Drama yang dilakukan oleh Ratna Sarumpaet bukan tidak beralasan untuk dilakukan. Catatan kritis tentang polarisasi politik pada pemerintahan Jokowi ini juga memperlihatkan, bagaimana peran kelompok-kelompok yang sebelumnya menjadi “subtaltern” dalam lanskap politik nasional mampu menjadi kelompok politik strategis yang memproduksi gagasan-gagasan sentimen rasial dan membentuk kesadaran politik ketakutan yang kuat. Pola polarisasi kelompok politik inilah yang menjadi pembentukan oposisi yang sering memproduksi gagasan kesadaran politik, terutama dalam penyebaran gagasan-gagasan sentimen dan kegaduhan-kegaduhan yang sering diasosiasikan dengan meningkatnya politik identitas di ruang publik.

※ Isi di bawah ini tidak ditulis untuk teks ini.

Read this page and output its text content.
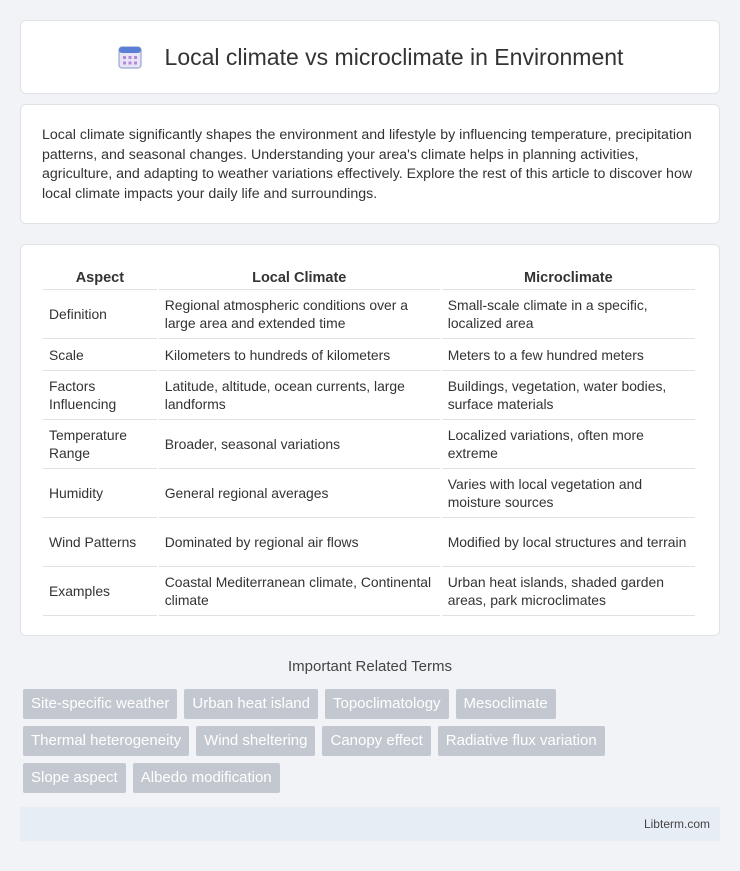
Local climate vs microclimate in Environment

Local climate significantly shapes the environment and lifestyle by influencing temperature, precipitation patterns, and seasonal changes. Understanding your area's climate helps in planning activities, agriculture, and adapting to weather variations effectively. Explore the rest of this article to discover how local climate impacts your daily life and surroundings.

Aspect	Local Climate	Microclimate
Definition	Regional atmospheric conditions over a large area and extended time	Small-scale climate in a specific, localized area
Scale	Kilometers to hundreds of kilometers	Meters to a few hundred meters
Factors Influencing	Latitude, altitude, ocean currents, large landforms	Buildings, vegetation, water bodies, surface materials
Temperature Range	Broader, seasonal variations	Localized variations, often more extreme
Humidity	General regional averages	Varies with local vegetation and moisture sources
Wind Patterns	Dominated by regional air flows	Modified by local structures and terrain
Examples	Coastal Mediterranean climate, Continental climate	Urban heat islands, shaded garden areas, park microclimates
Important Related Terms
Site-specific weather	Urban heat island	Topoclimatology	Mesoclimate
Thermal heterogeneity	Wind sheltering	Canopy effect	Radiative flux variation
Slope aspect	Albedo modification
Libterm.com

Konteks yang menarik dalam kasus Ratna adalah bentuk irasionalitas gender dalam politik praktis di Indonesia. Pandangan ini menegaskan bahwa untuk mendorong sentimen psikologi massa yang terorganisir diperlukan pembentukan psikologi korban politik. Ratna Sarumpaet merupakan aktivis perempuan; penanda simbol inilah yang sangat cepat direspons oleh Prabowo. Bahkan ia mengakui dirinya “grasa-grusu” dalam mengambil keputusan untuk merespons kasus Ratna. Prabowo sangat paham psikologi massa yang selama ini sudah terbentuk, dan ia tidak mungkin menghindari berpikir rasional untuk merespons ini.
Pelajaran Moral
Dalam sebuah negara demokrasi yang sehat, prasyarat adanya sistem kepartaian yang baik menjadi kualifikasi utama dalam proses konsolidasi demokrasi yang baik. Kita sungguh melihat bagaimana perjalanan sistem kepartaian pascareformasi menjadi pemain dan kendaraan politik utama dalam memperbaiki proses kepemimpinan dan perwakilan politik di Indonesia. Namun, jika dilihat dari sisi menghadirkan penyeimbangan debat kebijakan yang baik, sangat diperlukan prasyarat oposisi yang baik juga.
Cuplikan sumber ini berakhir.